With a standardized reporting mechanism based on ISO protocols, and 3rd party verification of data, EPDs are often heralded as the “Nutritional Facts Label” for products. One key feature of EPDs is that the consensus-based Product Category Rules ensure EPDs within a product category are truly comparable. But so far designers haven’t been demanding these Type III Environmental Labels. The P+W and C/S collaboration helped me realize why this is.

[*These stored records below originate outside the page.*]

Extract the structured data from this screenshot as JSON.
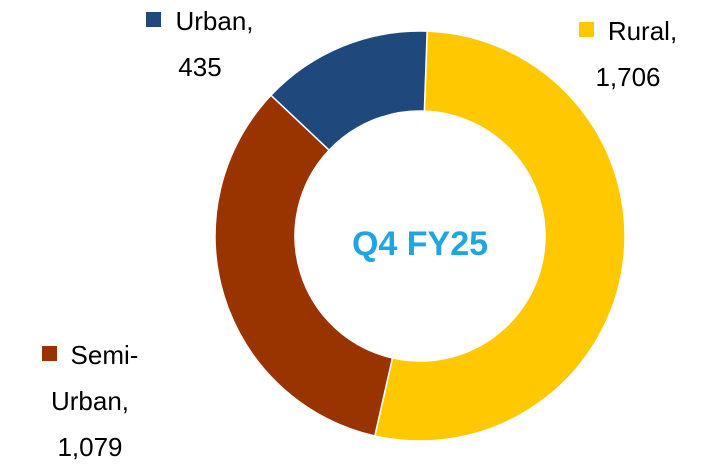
{
  "chart_data": {
    "type": "donut",
    "center_text": "Q4 FY25",
    "categories": [
      "Rural,",
      "Semi-Urban,",
      "Urban,"
    ],
    "values": [
      1706,
      1079,
      435
    ],
    "value_labels": [
      "1,706",
      "1,079",
      "435"
    ],
    "colors": [
      "#FFC800",
      "#993300",
      "#1F497D"
    ]
  }
}
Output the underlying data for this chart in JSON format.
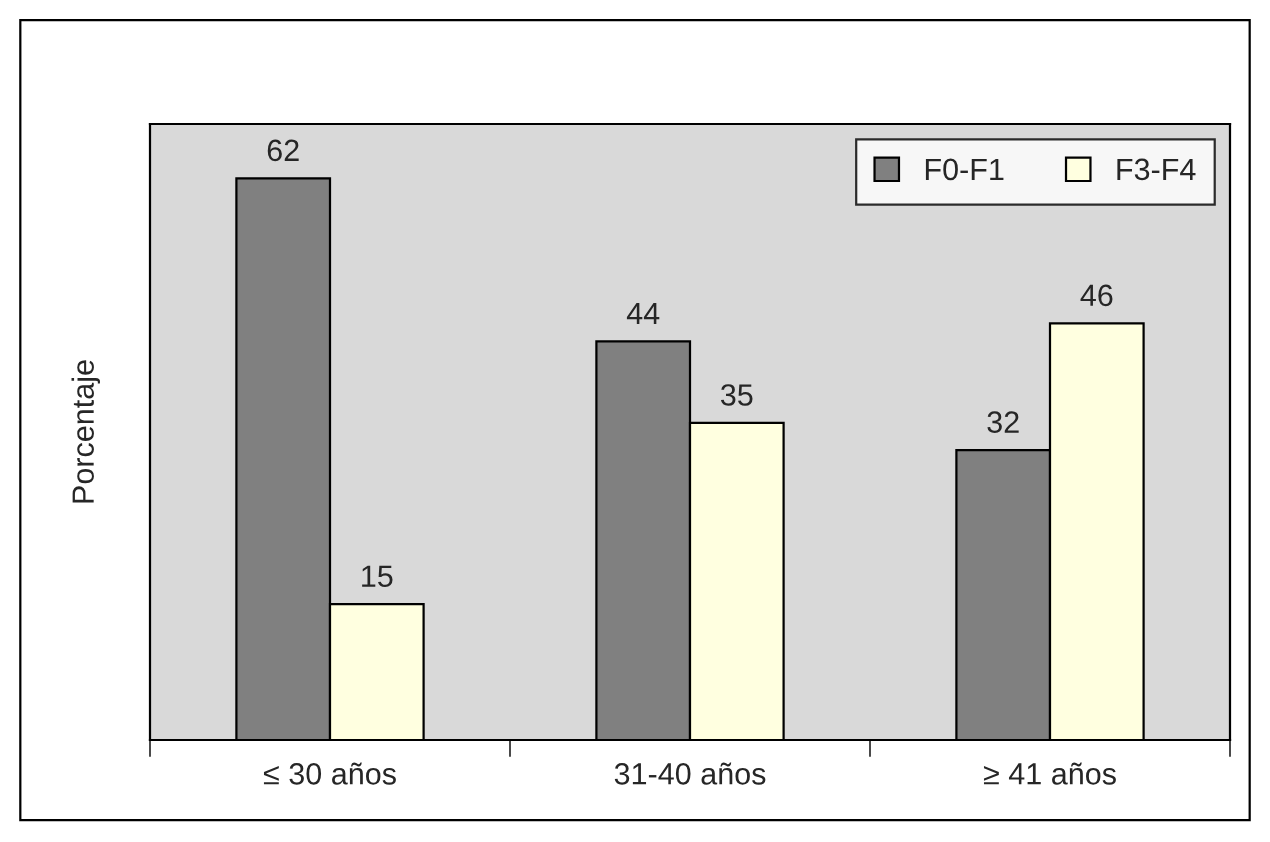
{
  "chart_data": {
    "type": "bar",
    "ylabel": "Porcentaje",
    "categories": [
      "≤ 30 años",
      "31-40 años",
      "≥ 41 años"
    ],
    "series": [
      {
        "name": "F0-F1",
        "color": "#808080",
        "values": [
          62,
          44,
          32
        ]
      },
      {
        "name": "F3-F4",
        "color": "#ffffe0",
        "values": [
          15,
          35,
          46
        ]
      }
    ],
    "ylim": [
      0,
      68
    ],
    "tick_labels": "x",
    "data_labels": true,
    "legend": "top right",
    "grid": false
  }
}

The P+W and C/S label concept addresses a key challenge of the EPD, which is digestibility of information. An EPD offers 3rd party verified product ingredients and life cycle impact data, but in a long and dense format, and most designers won’t have time to dive into an EPD to find the relevant data. The product label proposed by P+W and C/S deftly summarizes key product-level impacts in a visually compelling format, but so far does not offer the same reassurance of 3rd-party verification of the data that we have with an EPD, and it does not specify the scope of the ecological impacts – which means product-to-product comparisons could be invalid if each manufacturer defines the scope differently.
My teammates and I are passionate about elevating the role of transparency in the green building industry (read more here: http://bit.ly/nmzBg3 or here: http://bit.ly/nRIQ1G). I’m dreaming of an evolution where C/S and P+W’s graphically appealing summary of data would be based on an EPD, uniting the utility of accessibility and the robustness of 3rd party verification. Perhaps “what’s next” is about to arrive.
Lindsay James is the Director of Strategic Sustainability for InterfaceFLOR, where she is responsible for strategically leveraging and expanding Interface’s thought leadership in sustainability. She is passionate about the potential to harness our economic system to improve our natural systems.